WITH police budgets having to absorb unprecedented demand, growing inflation levels, and the cost of government awarding a police pay rise without providing any additional funding, the proposed flat cash settlement means that Police and Crime Commissioners (PCCs) face a central government funding reduction.

To compensate for this disguised cut, the government has given PCCs additional flexibility to be able to raise their local policing precept by £12 a year. This would generate around £3.4m of additional funding in Dorset.

This policy is a mirror image of the one recently adopted by the government in respect of social care spending.

County councils have been allowed to raise extra funding for social care by raising an extra, dedicated council tax.

It cannot be right that the government keeps asking local rate-payers - in this case the rate-payers of Dorset - to pay more each year for what should be matters of national policy.

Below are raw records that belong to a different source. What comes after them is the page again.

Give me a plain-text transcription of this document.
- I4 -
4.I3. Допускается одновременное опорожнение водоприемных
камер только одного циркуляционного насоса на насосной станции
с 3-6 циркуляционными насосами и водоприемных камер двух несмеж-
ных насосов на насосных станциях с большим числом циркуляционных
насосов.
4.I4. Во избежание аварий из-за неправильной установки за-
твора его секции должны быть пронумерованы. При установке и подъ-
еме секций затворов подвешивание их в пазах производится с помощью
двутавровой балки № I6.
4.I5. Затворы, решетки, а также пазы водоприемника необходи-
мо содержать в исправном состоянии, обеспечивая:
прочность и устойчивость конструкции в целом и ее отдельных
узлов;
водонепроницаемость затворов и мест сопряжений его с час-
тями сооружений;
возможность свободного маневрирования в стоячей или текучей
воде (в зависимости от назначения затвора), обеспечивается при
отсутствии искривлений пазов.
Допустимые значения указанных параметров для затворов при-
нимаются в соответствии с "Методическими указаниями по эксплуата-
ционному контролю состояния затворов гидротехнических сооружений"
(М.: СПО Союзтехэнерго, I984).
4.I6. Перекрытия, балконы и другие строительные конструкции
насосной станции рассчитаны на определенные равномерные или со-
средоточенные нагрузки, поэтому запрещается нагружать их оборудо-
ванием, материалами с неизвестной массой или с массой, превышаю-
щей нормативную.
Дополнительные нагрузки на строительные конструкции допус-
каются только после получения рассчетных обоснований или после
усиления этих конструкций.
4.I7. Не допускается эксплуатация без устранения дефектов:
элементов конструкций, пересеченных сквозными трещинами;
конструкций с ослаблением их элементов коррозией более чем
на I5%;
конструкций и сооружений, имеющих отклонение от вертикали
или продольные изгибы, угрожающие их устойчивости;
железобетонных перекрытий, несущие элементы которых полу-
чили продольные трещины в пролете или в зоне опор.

The police funding formula places rural forces like Dorset at a distinct disadvantage, since many forces receive around three quarters of their overall funding from central government, while Dorset receives roughly half.

In any case, with its relatively small population, this extra precept will contribute much less in rural areas like this one than in more densely populated, urban areas.

The government’s refusal to take responsibility for funding essential public services, by transferring the burden to local authorities, is a dereliction of duty.

Liberal Democrats are calling for the government to fully fund the care of our senior citizens, and the protection and safety of us all, from the national exchequer to which we all already contribute through our taxes.